Houthis Attack UAE:
The roots of the Houthi movement can be traced to “Believing Youth” (Muntada al-Shahabal-Mu’min), a Zaydi revivalist group founded by Hussein al-Houthi and his father, Badr al-Din al-Houthi, in the early 1990s.
- Badr al-Din was an influential Zaydi cleric in northern Yemen. Inspired by the Iranian revolution of 1979 and the rise of Hezbollah in southern Lebanon in the 1980s, Badr al-Din and his sons started building vast social and religious networks among the Zaydis of Yemen, who make up roughly one-third of the Sunni-majority country’s population.
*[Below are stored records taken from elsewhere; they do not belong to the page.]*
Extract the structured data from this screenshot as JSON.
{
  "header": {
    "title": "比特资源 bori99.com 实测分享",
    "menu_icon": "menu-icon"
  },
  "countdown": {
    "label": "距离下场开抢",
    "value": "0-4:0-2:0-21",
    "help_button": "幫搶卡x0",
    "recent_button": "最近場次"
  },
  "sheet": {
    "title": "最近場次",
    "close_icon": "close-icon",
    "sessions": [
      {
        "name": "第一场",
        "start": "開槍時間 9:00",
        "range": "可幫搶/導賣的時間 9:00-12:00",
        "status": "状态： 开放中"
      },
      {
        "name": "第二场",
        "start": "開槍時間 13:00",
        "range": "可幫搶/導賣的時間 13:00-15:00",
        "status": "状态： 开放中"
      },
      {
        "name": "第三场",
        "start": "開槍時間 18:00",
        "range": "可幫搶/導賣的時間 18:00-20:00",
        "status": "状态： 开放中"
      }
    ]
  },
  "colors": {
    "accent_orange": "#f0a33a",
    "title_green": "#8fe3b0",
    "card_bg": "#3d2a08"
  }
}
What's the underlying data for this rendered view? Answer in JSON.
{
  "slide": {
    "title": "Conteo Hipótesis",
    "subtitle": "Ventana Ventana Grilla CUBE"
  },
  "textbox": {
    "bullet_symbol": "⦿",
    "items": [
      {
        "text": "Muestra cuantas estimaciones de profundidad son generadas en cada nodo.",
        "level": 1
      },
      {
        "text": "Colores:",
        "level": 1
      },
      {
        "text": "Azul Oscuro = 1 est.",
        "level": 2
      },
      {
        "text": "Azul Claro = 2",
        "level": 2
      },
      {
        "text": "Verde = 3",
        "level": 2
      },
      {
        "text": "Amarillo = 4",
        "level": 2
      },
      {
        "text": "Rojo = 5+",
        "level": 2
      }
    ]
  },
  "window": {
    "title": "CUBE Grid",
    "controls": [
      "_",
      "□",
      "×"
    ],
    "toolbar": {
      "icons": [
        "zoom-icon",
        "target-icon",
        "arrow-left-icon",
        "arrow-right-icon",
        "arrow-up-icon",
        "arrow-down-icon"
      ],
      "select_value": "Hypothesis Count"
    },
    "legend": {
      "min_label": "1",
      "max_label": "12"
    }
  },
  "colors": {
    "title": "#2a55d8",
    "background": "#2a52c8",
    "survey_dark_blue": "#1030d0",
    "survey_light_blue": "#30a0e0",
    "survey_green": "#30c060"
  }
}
- But when the movement turned political and started attacking the “corrupt” regime of Ali Abdullah Saleh (in Yemen) and his support for the US’ war on terror, it became a thorn on Saleh’s side.
- They called themselves Ansar Allah (Partisans of God), mobilising tribesmen in the north against the government.
- In 2004, Saleh’s government issued an arrest warrant against Hussein al-Houthi. He resisted the arrest, starting an insurgency.
- In September 2004, the government troops attacked the rebels and killed Hussein. Since then, the government launched multiple military campaigns in Sa’dah, the Zaydi stronghold, to end the resistance, which was locally called the Houthis movement, after their “martyred” leader.
- But it only strengthened the Houthis, who, by 2010, when a ceasefire was reached, had captured Sa’dah from the government troops.